Once a draft was finished, I would go through it looking for the parts that worked. At a certain point – perhaps draft 10 through 20? – I read every finished draft out loud. (You’ll catch all sorts of things if you read your work out loud.) Overall, I was ruthless about cutting out anything that I didn’t think worked. Often my drafts would be cut in half by these cuts, and there would be vast sections I’d have to re-think, re-plot, and then, re-write. Also, a change made early in the draft often meant that everything afterwards had to change as well.

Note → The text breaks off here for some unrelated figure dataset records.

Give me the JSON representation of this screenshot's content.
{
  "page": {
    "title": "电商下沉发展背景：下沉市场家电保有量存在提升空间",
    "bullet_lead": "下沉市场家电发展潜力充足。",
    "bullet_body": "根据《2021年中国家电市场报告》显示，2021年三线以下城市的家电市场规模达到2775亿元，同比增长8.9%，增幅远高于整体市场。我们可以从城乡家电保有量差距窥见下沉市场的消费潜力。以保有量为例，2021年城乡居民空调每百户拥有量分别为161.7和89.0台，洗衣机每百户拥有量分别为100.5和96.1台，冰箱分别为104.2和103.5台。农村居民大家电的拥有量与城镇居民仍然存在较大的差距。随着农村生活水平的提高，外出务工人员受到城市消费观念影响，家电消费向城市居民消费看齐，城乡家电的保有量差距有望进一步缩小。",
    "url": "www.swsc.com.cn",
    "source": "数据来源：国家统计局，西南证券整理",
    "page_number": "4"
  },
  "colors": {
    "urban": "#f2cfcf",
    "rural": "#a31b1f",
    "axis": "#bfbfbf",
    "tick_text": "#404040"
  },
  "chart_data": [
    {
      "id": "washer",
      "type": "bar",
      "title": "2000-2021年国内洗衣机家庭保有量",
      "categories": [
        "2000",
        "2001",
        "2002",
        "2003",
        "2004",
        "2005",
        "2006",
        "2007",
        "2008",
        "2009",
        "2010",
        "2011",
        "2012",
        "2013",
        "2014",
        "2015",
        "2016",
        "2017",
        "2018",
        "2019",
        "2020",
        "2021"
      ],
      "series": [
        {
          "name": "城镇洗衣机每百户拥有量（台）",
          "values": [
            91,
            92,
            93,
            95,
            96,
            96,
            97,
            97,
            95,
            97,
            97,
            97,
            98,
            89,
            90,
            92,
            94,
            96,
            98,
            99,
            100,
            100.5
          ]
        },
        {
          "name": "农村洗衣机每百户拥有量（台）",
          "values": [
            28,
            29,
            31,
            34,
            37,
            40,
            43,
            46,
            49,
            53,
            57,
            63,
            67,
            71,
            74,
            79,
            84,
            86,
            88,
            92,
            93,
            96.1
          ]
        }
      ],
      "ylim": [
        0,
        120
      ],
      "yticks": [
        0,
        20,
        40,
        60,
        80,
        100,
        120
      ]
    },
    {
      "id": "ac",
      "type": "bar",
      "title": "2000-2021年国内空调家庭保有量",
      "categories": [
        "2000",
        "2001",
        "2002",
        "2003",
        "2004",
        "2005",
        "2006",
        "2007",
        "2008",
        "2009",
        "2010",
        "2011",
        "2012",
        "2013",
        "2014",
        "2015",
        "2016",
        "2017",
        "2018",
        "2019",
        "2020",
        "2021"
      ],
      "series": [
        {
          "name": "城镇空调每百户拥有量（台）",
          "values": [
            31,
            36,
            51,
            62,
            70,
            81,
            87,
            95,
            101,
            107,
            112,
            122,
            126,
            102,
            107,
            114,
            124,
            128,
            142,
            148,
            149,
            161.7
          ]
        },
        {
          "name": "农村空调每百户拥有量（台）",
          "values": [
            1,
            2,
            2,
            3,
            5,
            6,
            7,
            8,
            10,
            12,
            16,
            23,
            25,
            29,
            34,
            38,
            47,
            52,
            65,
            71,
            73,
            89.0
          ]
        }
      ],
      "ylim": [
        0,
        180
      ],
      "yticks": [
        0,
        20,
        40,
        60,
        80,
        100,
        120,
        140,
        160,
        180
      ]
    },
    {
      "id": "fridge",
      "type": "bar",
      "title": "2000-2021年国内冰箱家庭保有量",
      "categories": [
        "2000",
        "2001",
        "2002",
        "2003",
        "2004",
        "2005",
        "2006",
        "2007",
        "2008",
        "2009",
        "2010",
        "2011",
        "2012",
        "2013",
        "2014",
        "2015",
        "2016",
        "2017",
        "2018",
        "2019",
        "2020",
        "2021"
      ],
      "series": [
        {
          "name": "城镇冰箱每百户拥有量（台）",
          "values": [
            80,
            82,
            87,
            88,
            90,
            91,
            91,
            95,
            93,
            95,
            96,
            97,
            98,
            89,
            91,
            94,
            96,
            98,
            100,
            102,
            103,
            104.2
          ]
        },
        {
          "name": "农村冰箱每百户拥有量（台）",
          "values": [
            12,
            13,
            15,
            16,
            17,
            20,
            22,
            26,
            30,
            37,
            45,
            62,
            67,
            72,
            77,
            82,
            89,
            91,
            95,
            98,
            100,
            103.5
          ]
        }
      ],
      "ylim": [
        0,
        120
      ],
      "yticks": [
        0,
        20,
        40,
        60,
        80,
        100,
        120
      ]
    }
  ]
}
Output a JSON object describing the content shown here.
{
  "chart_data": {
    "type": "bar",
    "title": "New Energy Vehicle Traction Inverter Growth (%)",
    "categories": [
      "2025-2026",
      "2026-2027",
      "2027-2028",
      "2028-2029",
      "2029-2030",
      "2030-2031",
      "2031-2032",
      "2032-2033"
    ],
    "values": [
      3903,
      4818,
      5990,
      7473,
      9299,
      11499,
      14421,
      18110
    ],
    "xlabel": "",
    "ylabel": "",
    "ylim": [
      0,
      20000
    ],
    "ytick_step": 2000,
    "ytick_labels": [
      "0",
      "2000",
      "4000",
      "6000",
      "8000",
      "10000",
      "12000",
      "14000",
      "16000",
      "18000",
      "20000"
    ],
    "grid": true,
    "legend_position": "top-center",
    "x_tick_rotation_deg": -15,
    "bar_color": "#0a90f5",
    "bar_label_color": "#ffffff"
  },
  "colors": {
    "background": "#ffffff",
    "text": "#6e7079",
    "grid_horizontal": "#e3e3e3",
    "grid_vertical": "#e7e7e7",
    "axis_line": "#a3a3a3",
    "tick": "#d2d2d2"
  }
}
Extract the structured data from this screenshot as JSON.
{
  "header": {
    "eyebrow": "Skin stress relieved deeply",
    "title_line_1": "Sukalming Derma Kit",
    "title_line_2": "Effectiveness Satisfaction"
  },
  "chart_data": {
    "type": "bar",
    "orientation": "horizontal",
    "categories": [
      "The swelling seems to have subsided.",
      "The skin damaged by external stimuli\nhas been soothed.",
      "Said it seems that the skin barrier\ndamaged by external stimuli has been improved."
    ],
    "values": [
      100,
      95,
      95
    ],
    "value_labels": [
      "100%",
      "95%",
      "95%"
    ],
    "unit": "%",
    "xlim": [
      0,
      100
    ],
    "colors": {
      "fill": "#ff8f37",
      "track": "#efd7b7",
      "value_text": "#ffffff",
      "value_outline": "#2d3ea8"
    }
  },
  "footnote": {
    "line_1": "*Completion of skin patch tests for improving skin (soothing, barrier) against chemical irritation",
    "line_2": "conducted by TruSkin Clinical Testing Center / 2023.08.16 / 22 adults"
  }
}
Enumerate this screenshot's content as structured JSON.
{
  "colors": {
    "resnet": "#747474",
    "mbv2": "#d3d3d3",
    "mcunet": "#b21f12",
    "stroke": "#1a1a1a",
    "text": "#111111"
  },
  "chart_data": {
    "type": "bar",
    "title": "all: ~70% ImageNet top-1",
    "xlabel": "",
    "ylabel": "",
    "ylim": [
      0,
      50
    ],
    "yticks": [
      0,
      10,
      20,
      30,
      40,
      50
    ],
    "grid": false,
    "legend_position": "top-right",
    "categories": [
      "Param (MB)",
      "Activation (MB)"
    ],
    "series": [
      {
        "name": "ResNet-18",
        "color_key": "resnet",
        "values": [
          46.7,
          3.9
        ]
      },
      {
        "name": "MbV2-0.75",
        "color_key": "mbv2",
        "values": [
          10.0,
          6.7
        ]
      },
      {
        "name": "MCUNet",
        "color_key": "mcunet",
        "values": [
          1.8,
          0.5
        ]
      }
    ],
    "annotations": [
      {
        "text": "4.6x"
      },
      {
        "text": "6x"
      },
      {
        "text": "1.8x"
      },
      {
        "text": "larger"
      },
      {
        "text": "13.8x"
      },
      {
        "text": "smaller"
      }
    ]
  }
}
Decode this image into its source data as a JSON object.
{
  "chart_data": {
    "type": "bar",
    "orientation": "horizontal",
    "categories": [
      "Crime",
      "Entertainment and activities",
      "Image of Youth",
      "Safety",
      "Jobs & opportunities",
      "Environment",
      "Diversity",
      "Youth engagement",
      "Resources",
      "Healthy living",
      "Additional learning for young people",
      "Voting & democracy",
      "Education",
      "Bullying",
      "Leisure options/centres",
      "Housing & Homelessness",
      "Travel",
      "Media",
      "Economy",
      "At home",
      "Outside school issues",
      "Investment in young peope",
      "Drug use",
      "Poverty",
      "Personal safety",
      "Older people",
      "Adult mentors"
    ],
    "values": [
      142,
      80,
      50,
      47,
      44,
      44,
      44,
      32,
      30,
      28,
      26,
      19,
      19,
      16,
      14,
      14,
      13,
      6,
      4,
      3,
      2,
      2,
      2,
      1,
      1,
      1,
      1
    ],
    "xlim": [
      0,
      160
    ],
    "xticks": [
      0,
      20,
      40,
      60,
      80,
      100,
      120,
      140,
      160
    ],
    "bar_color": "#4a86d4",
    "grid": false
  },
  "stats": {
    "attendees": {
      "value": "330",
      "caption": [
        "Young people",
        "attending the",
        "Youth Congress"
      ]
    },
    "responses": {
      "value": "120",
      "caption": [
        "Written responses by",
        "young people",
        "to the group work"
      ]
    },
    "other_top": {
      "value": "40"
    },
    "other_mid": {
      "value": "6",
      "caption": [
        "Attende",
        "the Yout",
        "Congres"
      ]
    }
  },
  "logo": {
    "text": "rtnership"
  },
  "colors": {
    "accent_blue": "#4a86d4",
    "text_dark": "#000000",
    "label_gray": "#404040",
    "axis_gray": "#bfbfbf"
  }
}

If you looked at print outs of early drafts, what you’d see is a printed page with nothing written on it except for a bracket next to the two or three paragraphs that worked. I would remove those bracketed, ‘good’ paragraphs, and use them to try to re-write the chapter. A 20 page chapter was chopped down to 3 pages frequently. And the process worked — eventually, the chapters got longer and were filled with better material.

It took me two years (at least) to write the draft of ‘Skunk and Badger’ that I sent off to my agent.

Writing Skunk and Badger was a balancing act. Sometimes it felt as if I was writing meringue on top of a lemon pie. The dialogue needed to be just so, and there was only so much the story could support. One too many characters? The meringue toppled. One more thread of story? A cave-in! I had to pick and choose, and then cut some more. I suppose this sounds like a lot of work. It was. But — and I mean this — Skunk and Badger was also a lot of fun. I laughed a lot. I was often amused. I read sections to my husband over dinner. I loved working on Skunk and Badger.